Во Франции, практически в черте города Лиона, в небольшом городке Сен-Фуа-де-Лион в семье богатого фабриканта и торговца знаменитыми лионскими шелками Алексиса Карреля Биллиарда родился первенец, также Алексис Каррель, будущий лауреат Нобелевской премии в области физиологии и медицины за 1912 год с формулировкой Нобелевского комитета: «За признание работы по сосудистому шву и трансплантации кровеносных сосудов и органов».
Алексис был первым из трех детей, и его отец скончался вскоре после рождения младшего сына. Его вдове, благочестивой католичке Анне-Марии, пришлось одной воспитывать весь этот выводок. Алексис закончил католическую школу, потом колледж отцов-иезуитов. Религиозное образование давалось ни шатко, ни валко, но дядюшка мальчика, доморощенный алхимик со склонностью к патологоанатомическим экзерсисам и вивисекции, вызвал живой интерес племянника к своим занятиям, и они радостно разрезали на части и разнимали пойманных с помощью шляпной картонки птиц. Похоже, это так забирало мальчика, что он уже в 12 лет твердо решил стать врачом.
Алексис поступил сразу в два университета - Лионский и Дижонский, причем в родном городе обучался на литературном факультете, а в Дижоне - на медицинском. Получив звание бакалавра литературы, он поступает в Лионский университет в должности прозектора морга университетской больницы и защищает степень доктора медицины в самые короткие сроки.
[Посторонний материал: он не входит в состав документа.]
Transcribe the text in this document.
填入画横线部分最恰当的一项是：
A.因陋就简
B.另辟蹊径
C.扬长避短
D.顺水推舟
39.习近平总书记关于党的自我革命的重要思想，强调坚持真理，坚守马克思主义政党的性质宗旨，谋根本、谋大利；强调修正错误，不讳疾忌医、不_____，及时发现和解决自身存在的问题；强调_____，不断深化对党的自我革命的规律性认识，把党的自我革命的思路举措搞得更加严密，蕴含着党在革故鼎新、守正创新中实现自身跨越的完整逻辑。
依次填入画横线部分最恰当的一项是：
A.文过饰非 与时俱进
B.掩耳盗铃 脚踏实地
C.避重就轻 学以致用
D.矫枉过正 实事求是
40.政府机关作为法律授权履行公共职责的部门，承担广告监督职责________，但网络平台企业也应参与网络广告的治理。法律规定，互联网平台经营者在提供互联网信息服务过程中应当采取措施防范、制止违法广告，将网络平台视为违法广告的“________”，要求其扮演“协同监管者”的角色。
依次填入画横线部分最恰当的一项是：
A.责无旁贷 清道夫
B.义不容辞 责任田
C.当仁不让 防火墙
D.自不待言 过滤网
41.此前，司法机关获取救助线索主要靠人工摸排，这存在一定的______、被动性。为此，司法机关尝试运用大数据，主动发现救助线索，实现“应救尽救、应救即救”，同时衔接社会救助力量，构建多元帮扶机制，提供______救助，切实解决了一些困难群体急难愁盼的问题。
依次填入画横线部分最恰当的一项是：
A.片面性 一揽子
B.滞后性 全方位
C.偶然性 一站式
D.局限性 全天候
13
В июне 1894 года молодой Каррель был свидетелем жестокого убийства президента Французской республики Мари Франсуа Сади Карно, весьма популярного в народе либерального политика, покончившего с реакционной угрозой буланжизма во Франции и уважаемого большинством. Полубезумный анархист, террорист-эпилептик, некий Санте Казерио, сын миланского контрабандиста, нанес президенту свирепый удар своим стилетом, с обезьяньей (как и у всякого итальянца) ловкостью накинувшись на садившегося в карету политика. Ночью Карно скончался: клинок задел крупную артерию, и лучшие хирурги Республики ничего не смогли поделать.
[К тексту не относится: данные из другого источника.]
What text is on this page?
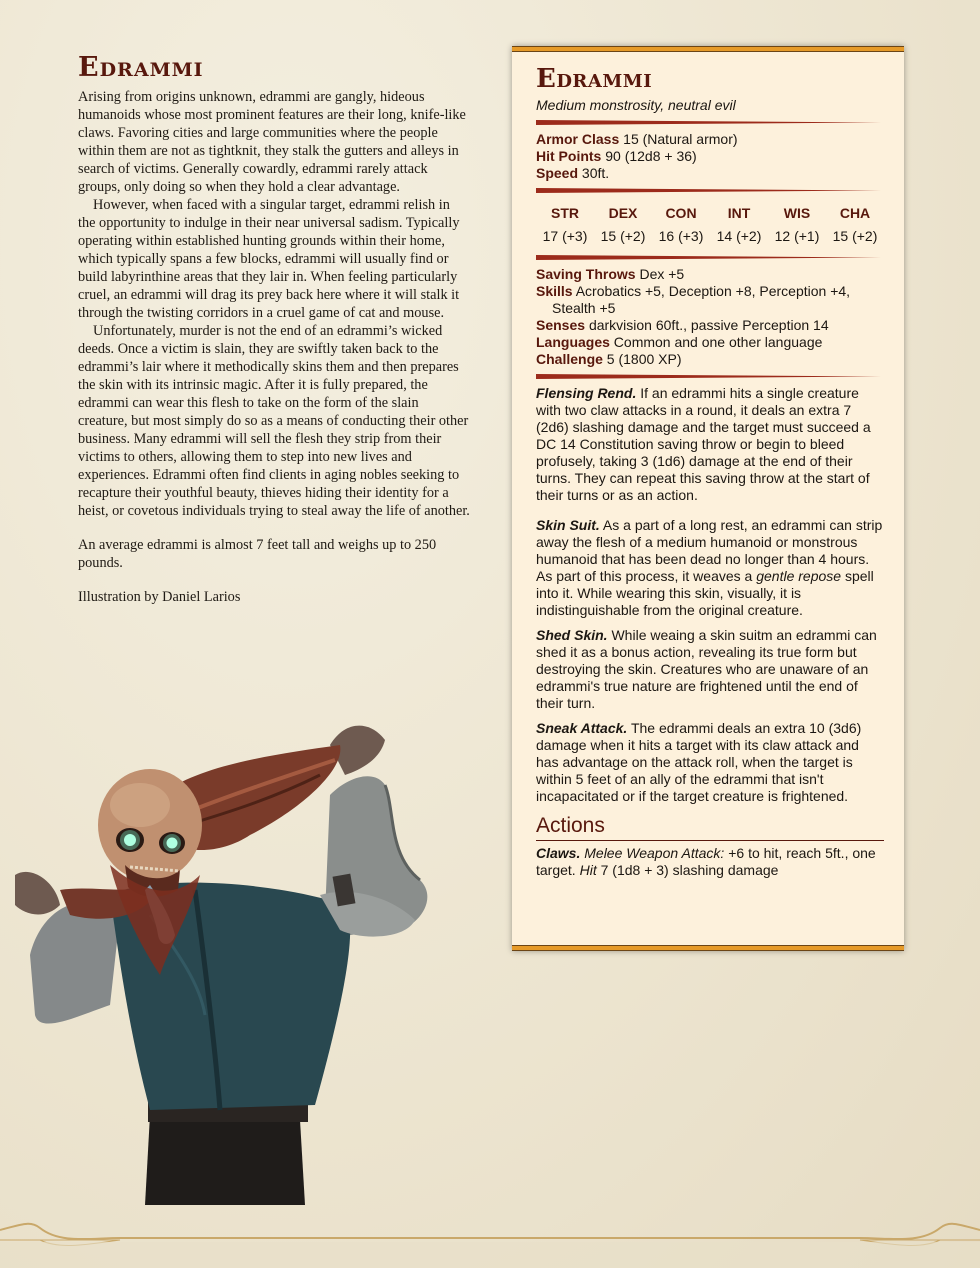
Edrammi

Arising from origins unknown, edrammi are gangly, hideous humanoids whose most prominent features are their long, knife-like claws. Favoring cities and large communities where the people within them are not as tightknit, they stalk the gutters and alleys in search of victims. Generally cowardly, edrammi rarely attack groups, only doing so when they hold a clear advantage.

However, when faced with a singular target, edrammi relish in the opportunity to indulge in their near universal sadism. Typically operating within established hunting grounds within their home, which typically spans a few blocks, edrammi will usually find or build labyrinthine areas that they lair in. When feeling particularly cruel, an edrammi will drag its prey back here where it will stalk it through the twisting corridors in a cruel game of cat and mouse.

Unfortunately, murder is not the end of an edrammi’s wicked deeds. Once a victim is slain, they are swiftly taken back to the edrammi’s lair where it methodically skins them and then prepares the skin with its intrinsic magic. After it is fully prepared, the edrammi can wear this flesh to take on the form of the slain creature, but most simply do so as a means of conducting their other business. Many edrammi will sell the flesh they strip from their victims to others, allowing them to step into new lives and experiences. Edrammi often find clients in aging nobles seeking to recapture their youthful beauty, thieves hiding their identity for a heist, or covetous individuals trying to steal away the life of another.

An average edrammi is almost 7 feet tall and weighs up to 250 pounds.

Illustration by Daniel Larios

Edrammi
Medium monstrosity, neutral evil
Armor Class 15 (Natural armor)
Hit Points 90 (12d8 + 36)
Speed 30ft.
STR
17 (+3)
DEX
15 (+2)
CON
16 (+3)
INT
14 (+2)
WIS
12 (+1)
CHA
15 (+2)
Saving Throws Dex +5
Skills Acrobatics +5, Deception +8, Perception +4, Stealth +5
Senses darkvision 60ft., passive Perception 14
Languages Common and one other language
Challenge 5 (1800 XP)

Flensing Rend. If an edrammi hits a single creature with two claw attacks in a round, it deals an extra 7 (2d6) slashing damage and the target must succeed a DC 14 Constitution saving throw or begin to bleed profusely, taking 3 (1d6) damage at the end of their turns. They can repeat this saving throw at the start of their turns or as an action.

Skin Suit. As a part of a long rest, an edrammi can strip away the flesh of a medium humanoid or monstrous humanoid that has been dead no longer than 4 hours. As part of this process, it weaves a gentle repose spell into it. While wearing this skin, visually, it is indistinguishable from the original creature.

Shed Skin. While weaing a skin suitm an edrammi can shed it as a bonus action, revealing its true form but destroying the skin. Creatures who are unaware of an edrammi's true nature are frightened until the end of their turn.

Sneak Attack. The edrammi deals an extra 10 (3d6) damage when it hits a target with its claw attack and has advantage on the attack roll, when the target is within 5 feet of an ally of the edrammi that isn't incapacitated or if the target creature is frightened.

Actions
Claws. Melee Weapon Attack: +6 to hit, reach 5ft., one target. Hit 7 (1d8 + 3) slashing damage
Юношу глубоко поразила смерть любимца всей страны. Он стал размышлять, думать о нахождении путей сшивать кровеносные сосуды. И отправился к… белошвейкам! Искусные кружевницы, умудрявшиеся сшивать и починять драгоценные малинские, турские и брабантские кружева, обучили его искусству неимоверно тонких, практически незаметных глазу швов, используя тончайшие иглы и почти неразличимые взором нити. По свидетельству знавших Алексиса его руки с длинными тонкими пальцами, слегка подрагивавшими и постоянно шевелившимися, производили впечатление живущих своею жизнью разумных существ. У Алексиса стали появляться первые успехи, и раз за разом он экспериментировал все увлечённее. Появились новые навыки и умения, а также специальные, изобретаемые в ходе операций медицинские техники, которые позднее вошли в историю мировой хирургии.
Каррель научился сшивать сосуды таким образом, что их рассечённые края завертывались наружу, оставляя внутри совершенно гладкую поверхность. Нить он пропитывал парафином, а пленкой из него покрывал свои крючки, скальпели и прочие инструменты. Все это препятствовало тромбозу — бичу тогдашней хирургии. Кроме того, видя, что шить цилиндрической формы кровеносные сосуды технически сложно и неловко, он придумал своеобразную технику шва, натягивающего сосуд так, что он обретал сечение в виде треугольника. Получить идеальные швы стало вполне реальным!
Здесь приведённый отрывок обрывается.